How the new politics might save the union

Image by Pete from Pixabay
Image by Pete from Pixabay

EASTER HERALDS campaigning season in Scotland. I always associate daffodils with the strange tension and excitement of elections. This one feels a bit different, alongside the familiar sounds and sights. A lot of Scots are considering changing their voting habits, and the main beneficiaries appear to be Reform and the Greens.

Much ink has been spilt on the reasons why voters are turning to these two parties at opposite ends of the ideological spectrum. I’m not going to join the psychoanalysis of the Scottish electorate, except to observe that this shift is part of a wider voter discontent across the West.

There is a peculiarly Scottish twist to this, however, which is that the SNP pioneered anti-establishment populism and so Scotland can be seen as a harbinger of this wider phenomenon now being experienced in most Western democracies.

The SNP funnelled anti-establishment discontent into the constitutional question. Their revolution was to break up the UK, and it nearly worked. But now they are the establishment, peddling the same tired policies of economic stagnation and social fragmentation. They seem to be the victims of the very disillusionment that they once harnessed. Nationalism, it turns out, has been a huge distraction from meaningful reform.

Very broadly, the polls suggest the SNP vote has fallen by about ten per cent since the last election. The Tories have fallen by a similar amount, and Labour has fallen a bit too.

Meanwhile, Reform has gained fifteen per cent or more, and the Greens have gone up by five per cent (the Lib Dems have gained a touch to match Labour’s fall).

Reform is benefitting from the fall in the SNP vote

There have been lots of swings up and down since 2021, and there will no doubt be lots more in the next month.

But whatever happens, it’s worth pointing out an obvious psephological fact: Scottish voters are at least considering a big swing away from parties that want Scottish independence. Or, to put it another way, Reform is benefitting from the fall in the SNP vote, and quite a bit of that must be because SNP voters are switching – or considering a switch – directly to Reform.

I hasten to add that this does not necessarily mean voters have changed their minds about the constitutional question. Polls show that the electorate is split much as before on that crucial issue, with nearly half of them still saying they want to break up the Union.

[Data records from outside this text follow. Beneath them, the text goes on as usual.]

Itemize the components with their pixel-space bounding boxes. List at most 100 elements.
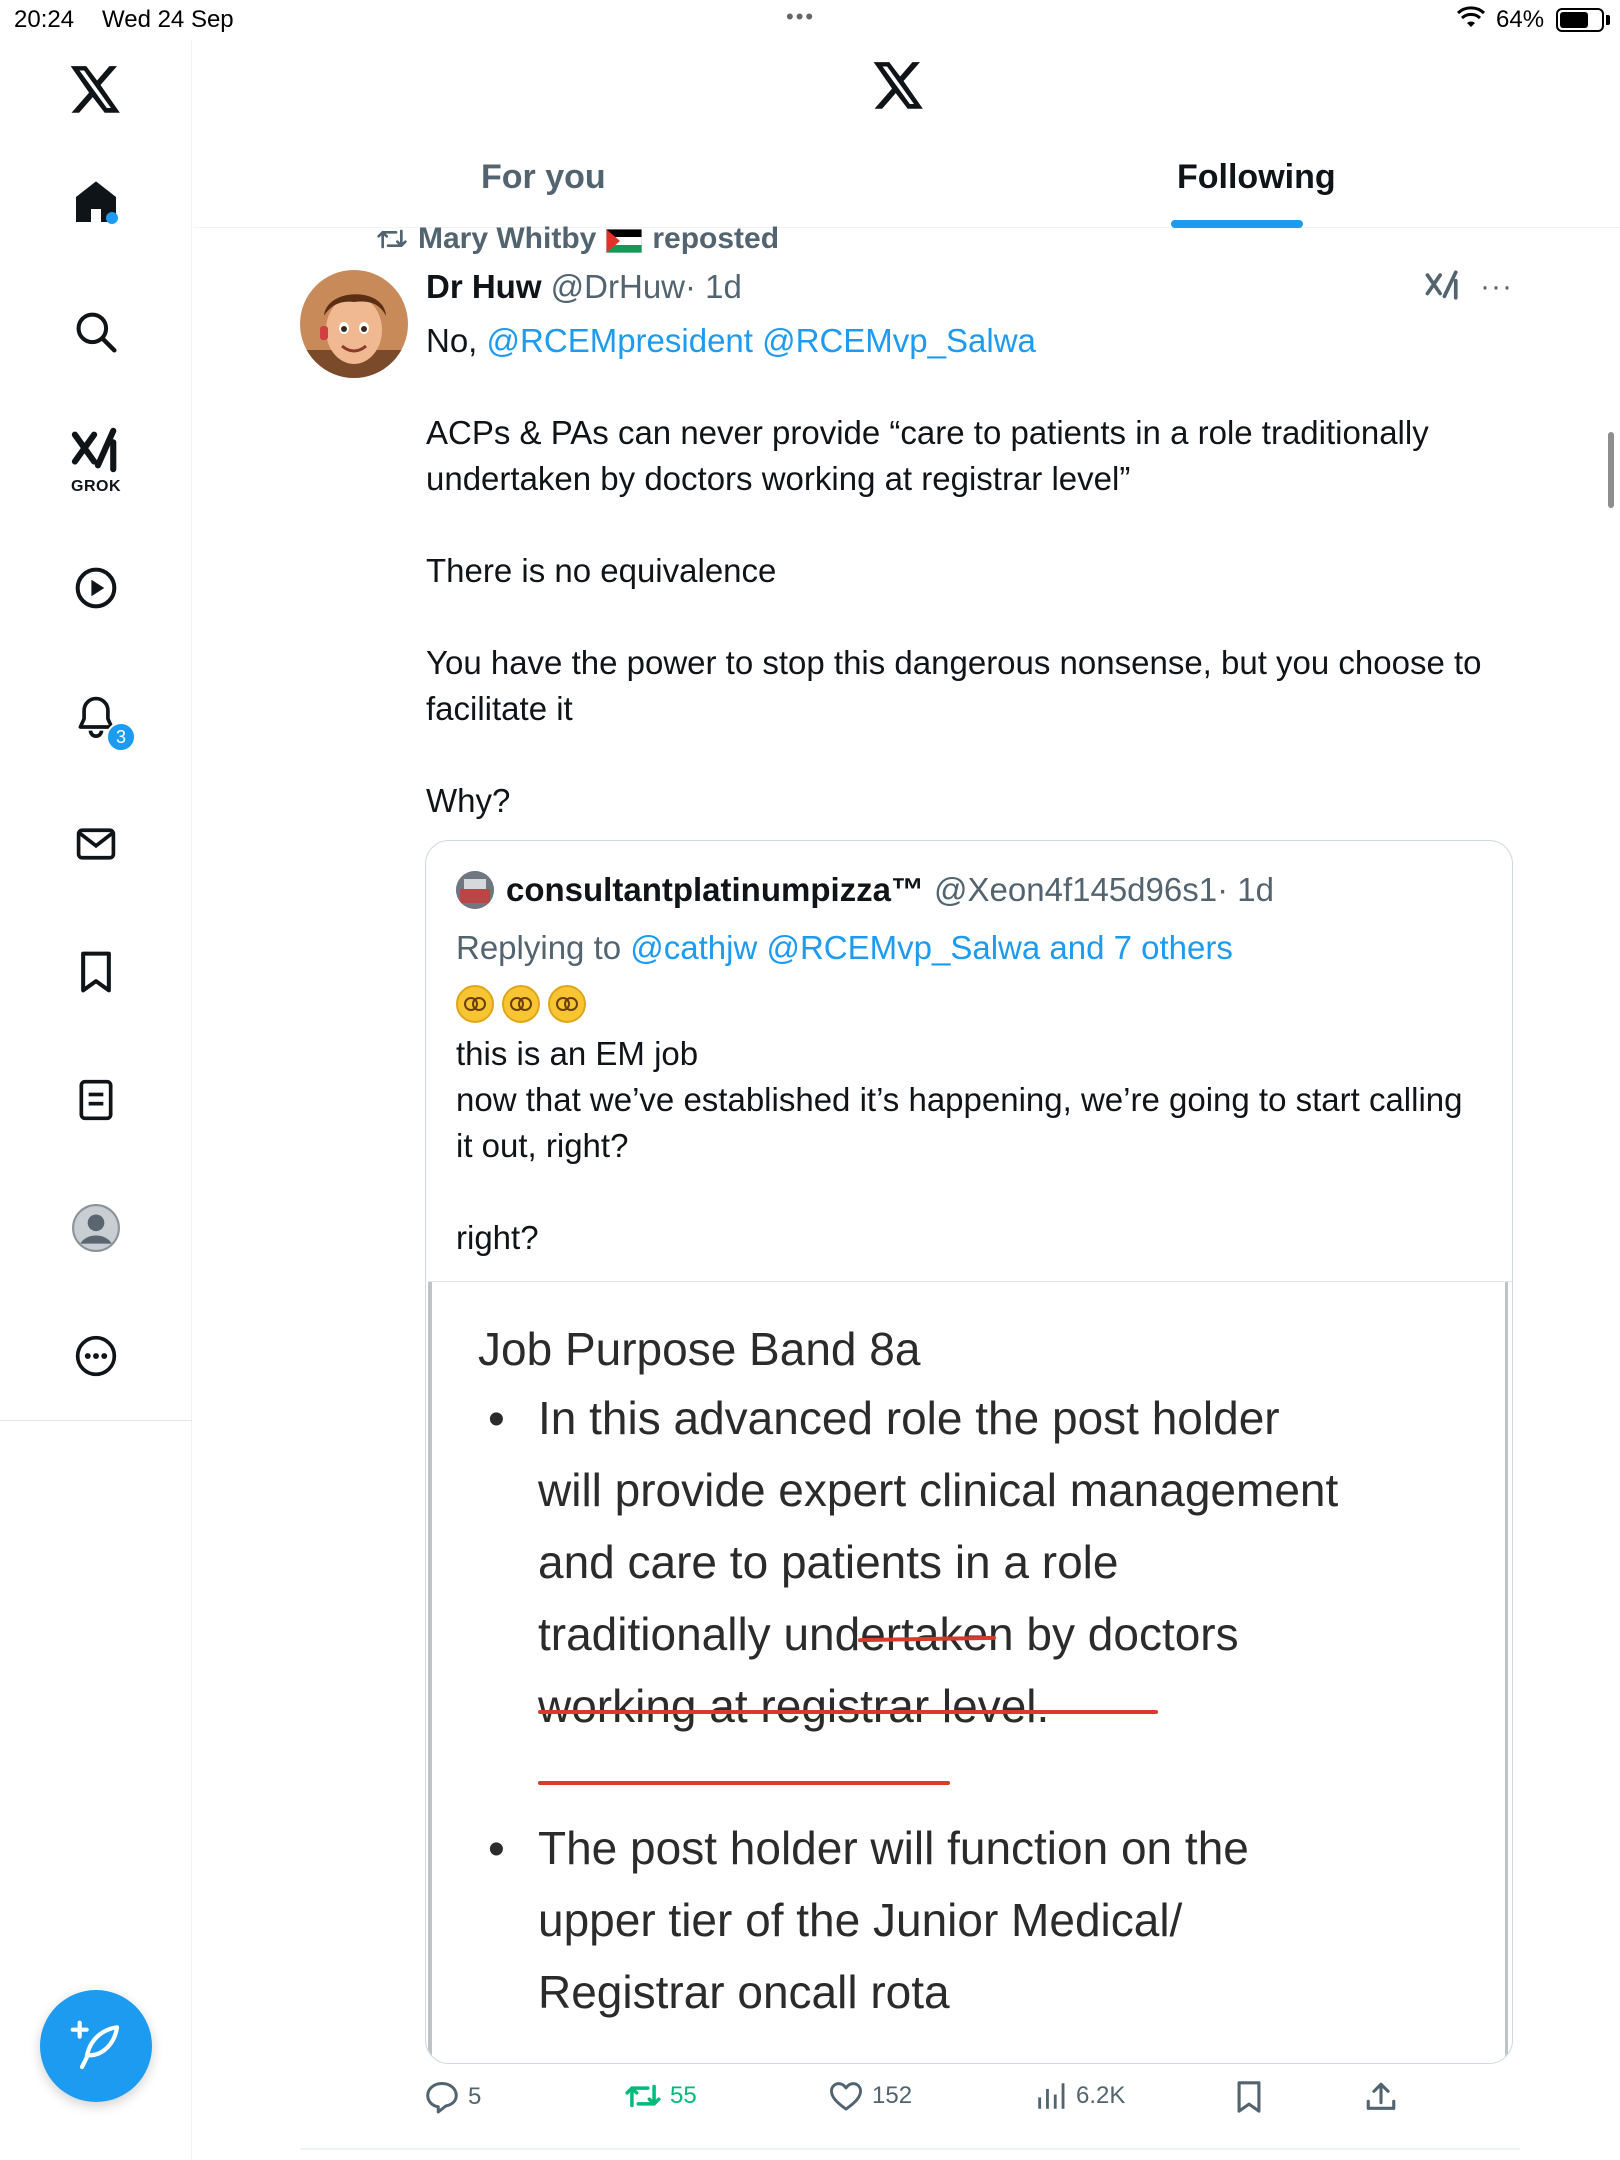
x-logo-header-icon[interactable] (873, 62, 925, 115)
active-tab-indicator (1171, 220, 1303, 228)
dizzy-face-emoji-icon (548, 985, 586, 1023)
image-text-line: The post holder will function on the (538, 1822, 1249, 1874)
red-underline (538, 1710, 1158, 1714)
quoted-line: this is an EM job (456, 1035, 699, 1072)
compose-feather-icon (70, 2020, 120, 2070)
status-bar: 20:24 Wed 24 Sep ••• 64% (0, 0, 1620, 40)
image-bullet-dot: • (488, 1823, 505, 1876)
view-count: 6.2K (1076, 2082, 1126, 2109)
image-text-line: working at registrar level. (538, 1680, 1050, 1732)
x-logo-icon[interactable] (56, 50, 136, 130)
image-text-line: upper tier of the Junior Medical/ (538, 1894, 1183, 1946)
quoted-tweet-time[interactable]: · 1d (1217, 871, 1274, 909)
image-bullet-1: In this advanced role the post holder wi… (538, 1382, 1478, 1742)
like-button[interactable]: 152 (828, 2080, 912, 2112)
status-time: 20:24 (14, 6, 75, 33)
bookmark-button[interactable] (1234, 2080, 1264, 2114)
tweet-separator (300, 2148, 1520, 2150)
battery-percentage: 64% (1496, 6, 1545, 33)
messages-envelope-icon[interactable] (56, 804, 136, 884)
dizzy-face-emoji-icon (502, 985, 540, 1023)
bookmark-icon (1237, 2081, 1261, 2113)
video-play-icon[interactable] (56, 548, 136, 628)
red-underline (538, 1781, 950, 1785)
image-bullet-dot: • (488, 1393, 505, 1446)
grok-label: GROK (71, 478, 121, 495)
views-chart-icon (1038, 2083, 1065, 2109)
quoted-author-handle[interactable]: @Xeon4f145d96s1 (934, 871, 1217, 909)
replying-to-prefix: Replying to (456, 929, 631, 966)
heart-icon (829, 2082, 862, 2111)
tweet-more-icon[interactable]: ··· (1480, 270, 1513, 304)
sidebar: GROK 3 (0, 40, 192, 2160)
tweet-text: No, @RCEMpresident @RCEMvp_Salwa ACPs & … (426, 318, 1506, 824)
quoted-attached-image[interactable]: Job Purpose Band 8a • In this advanced r… (428, 1281, 1512, 2063)
repost-suffix: reposted (652, 222, 780, 255)
repost-count: 55 (670, 2082, 697, 2109)
views-button[interactable]: 6.2K (1034, 2080, 1125, 2112)
tweet-paragraph: ACPs & PAs can never provide “care to pa… (426, 414, 1429, 497)
tweet-header: Dr Huw @DrHuw· 1d (426, 268, 742, 306)
tweet-paragraph: Why? (426, 782, 511, 819)
mention-link[interactable]: @RCEMpresident (487, 322, 753, 359)
image-text-line: Registrar oncall rota (538, 1966, 950, 2018)
repost-icon (377, 229, 407, 249)
share-button[interactable] (1364, 2080, 1398, 2114)
quoted-tweet[interactable]: consultantplatinumpizza™ @Xeon4f145d96s1… (425, 840, 1513, 2064)
home-unread-dot (106, 212, 118, 224)
tweet-paragraph: There is no equivalence (426, 552, 777, 589)
like-count: 152 (872, 2082, 913, 2109)
repost-icon (625, 2084, 661, 2108)
quoted-tweet-text: this is an EM job now that we’ve establi… (456, 1031, 1486, 1261)
image-text-line: traditionally undertaken by doctors (538, 1608, 1239, 1660)
mention-link[interactable]: @RCEMvp_Salwa (762, 322, 1036, 359)
tab-for-you[interactable]: For you (481, 158, 606, 197)
palestine-flag-icon (605, 227, 643, 254)
tweet-time[interactable]: · 1d (685, 268, 742, 305)
repost-indicator[interactable]: Mary Whitby reposted (376, 222, 779, 256)
reply-icon (426, 2082, 458, 2114)
tweet-paragraph: You have the power to stop this dangerou… (426, 644, 1482, 727)
dizzy-face-emoji-icon (456, 985, 494, 1023)
image-text-line: will provide expert clinical management (538, 1464, 1339, 1516)
quoted-line: now that we’ve established it’s happenin… (456, 1081, 1463, 1164)
author-avatar[interactable] (300, 270, 408, 378)
multitasking-dots-icon[interactable]: ••• (786, 4, 815, 30)
notifications-badge: 3 (106, 722, 136, 752)
sidebar-divider (0, 1420, 192, 1421)
share-icon (1366, 2082, 1396, 2110)
bookmarks-icon[interactable] (56, 932, 136, 1012)
battery-icon (1556, 8, 1604, 32)
reply-count: 5 (468, 2083, 482, 2110)
reply-button[interactable]: 5 (424, 2080, 481, 2114)
author-name[interactable]: Dr Huw (426, 268, 542, 305)
lists-icon[interactable] (56, 1060, 136, 1140)
image-bullet-2: The post holder will function on the upp… (538, 1812, 1478, 2028)
search-icon[interactable] (56, 292, 136, 372)
tweet-action-bar: 5 55 152 6.2K (424, 2080, 1514, 2124)
reposter-name[interactable]: Mary Whitby (418, 222, 596, 256)
scrollbar[interactable] (1608, 432, 1614, 508)
image-text-line: In this advanced role the post holder (538, 1392, 1280, 1444)
compose-post-button[interactable] (40, 1990, 152, 2102)
author-handle[interactable]: @DrHuw (551, 268, 685, 305)
grok-explain-icon[interactable] (1424, 268, 1462, 307)
timeline-header: For you Following (193, 40, 1620, 228)
status-date: Wed 24 Sep (102, 6, 234, 33)
wifi-icon (1456, 6, 1486, 37)
profile-avatar-icon[interactable] (56, 1188, 136, 1268)
quoted-tweet-header: consultantplatinumpizza™ @Xeon4f145d96s1… (456, 871, 1274, 909)
replying-to-mentions[interactable]: @cathjw @RCEMvp_Salwa and 7 others (630, 929, 1233, 966)
repost-button[interactable]: 55 (624, 2080, 697, 2112)
dizzy-face-emojis (456, 985, 586, 1023)
quoted-author-name[interactable]: consultantplatinumpizza™ (506, 871, 924, 909)
quoted-line: right? (456, 1219, 539, 1256)
replying-to-line: Replying to @cathjw @RCEMvp_Salwa and 7 … (456, 929, 1233, 967)
tweet-line1-prefix: No, (426, 322, 487, 359)
more-options-icon[interactable] (56, 1316, 136, 1396)
quoted-author-avatar[interactable] (456, 871, 494, 909)
tab-following[interactable]: Following (1177, 158, 1336, 197)
home-icon[interactable] (56, 162, 136, 242)
image-title: Job Purpose Band 8a (478, 1323, 921, 1375)
image-text-line: and care to patients in a role (538, 1536, 1119, 1588)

How then do we read this riddle?

Well, this needn’t surprise us given what I said earlier – both the SNP and Reform have their origins in disillusionment with the established way of doing things in modern Britain. And some voters may be deciding to put the constitutional debate in their back pocket while focussing on the much more urgent issues raised by Reform – mass migration, for instance, or the general incompetence and stale smell of the Scottish Government

Something similar may be happening incidentally, albeit to a lesser degree, with the Greens. They seem to be benefitting from Labour’s unpopularity, just as their cousins are in England, cross (as well they might be) at the performance of Starmer’s shambolic administration. That doesn’t necessarily mean they’d switch their vote on independence, though – just that it’s not the issue foremost in mind any more.

Scotland has been blighted since the Scottish Parliament was first set up thirty years ago by the constitutional question. Proper consideration of the main business of the devolved administration – education, healthcare, economic growth, social cohesion – has been set aside by the vicious and barren argument about Scotland’s place in the UK. Schools, hospitals – all of us, in fact – have suffered as a consequence.

So any shift away from the constitutional treadmill is to be welcomed.

The peculiar voting system of the Scottish Parliament will probably (on these figures) still deliver an SNP victory. But for John Swinney or anyone else to claim that as a mandate for more axe-grinding on independence would be a major error. The constitutional question is decided by real votes, not seats in Holyrood. And the voters are shifting their priorities. About time too.